I am not even going to pretend that this is financially reasonable option. I simply wanted to have a local models. Maybe down the line, as cloud models become less subsidized, I might benefit from having a local setup, but for now, it wasn't the most prudent financial decision.
But one big benefit is that I never have worry about my account being randomly banned nor I have to worry about running out of quota. I still use codex and opus for some specific tasks, but as tools are improving, I need them less and less.
I feel like there is some very deep generalizable wisdom buried here.
Also, sorry for the noob question, is not such server generate enormous amount of heat? You did not use any special cooling system?
I find the "independent researcher" business model quite interesting. In the linked post he writes """DFT is a proprietary training algorithm, however, I’m currently offering a beta for a model training service where I will train your model for you using DFT.""" I'm curious how successful this is. Essentially market some AI breakthrough as a service instead of publishing a paper like my academic brain is trained to do.
As an aside, one thing that I always loved about our field was that the startup cost for many business ideas was "a laptop, internet connection and some some grit". In the age of AI it's quite a bit more and I feel one of the sad side effects of this is that it crowds out poorer and younger developers.

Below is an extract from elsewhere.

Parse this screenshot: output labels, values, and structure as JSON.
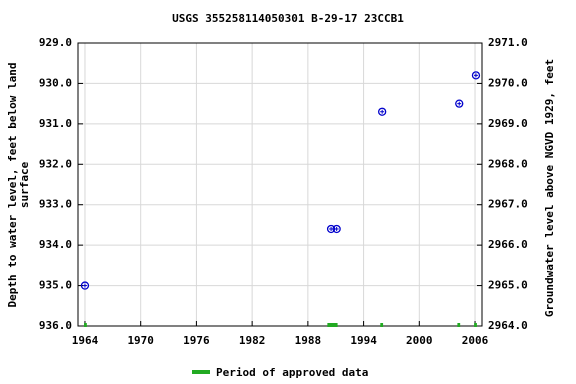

Provisioned capacity is a really high end thing. I feel like you'd need to be spending more than $1000/day on tokens for this model to make any sense. You lose a lot of flexibility once you start dumping capital into specific pieces of hardware. Maybe start by renting the GPU server for a few days...
Is that California ?
I wonder how much worse just a bunch of Intel Arc B70s might have been, software fuckery aside. Ofc if I’d need to run local inference or simple fine tunes and learning stuff, I’d probably get one of the SFF options - Mac Minis and all of those Sparks or new AMD AI chips. Then again, I’m broke so go figure.
I just fork over some money every month to Anthropic, have been trying out more DeepSeek and also Mistral (their Vibe tool is surprisingly passable under WSL).
https://rosmine.ai/2026/05/18/fixing-llm-writing-with-distri...
privacy has a steep cost
1) Was the energy bill factored in? 2) Have you extracted any comparable value out of this?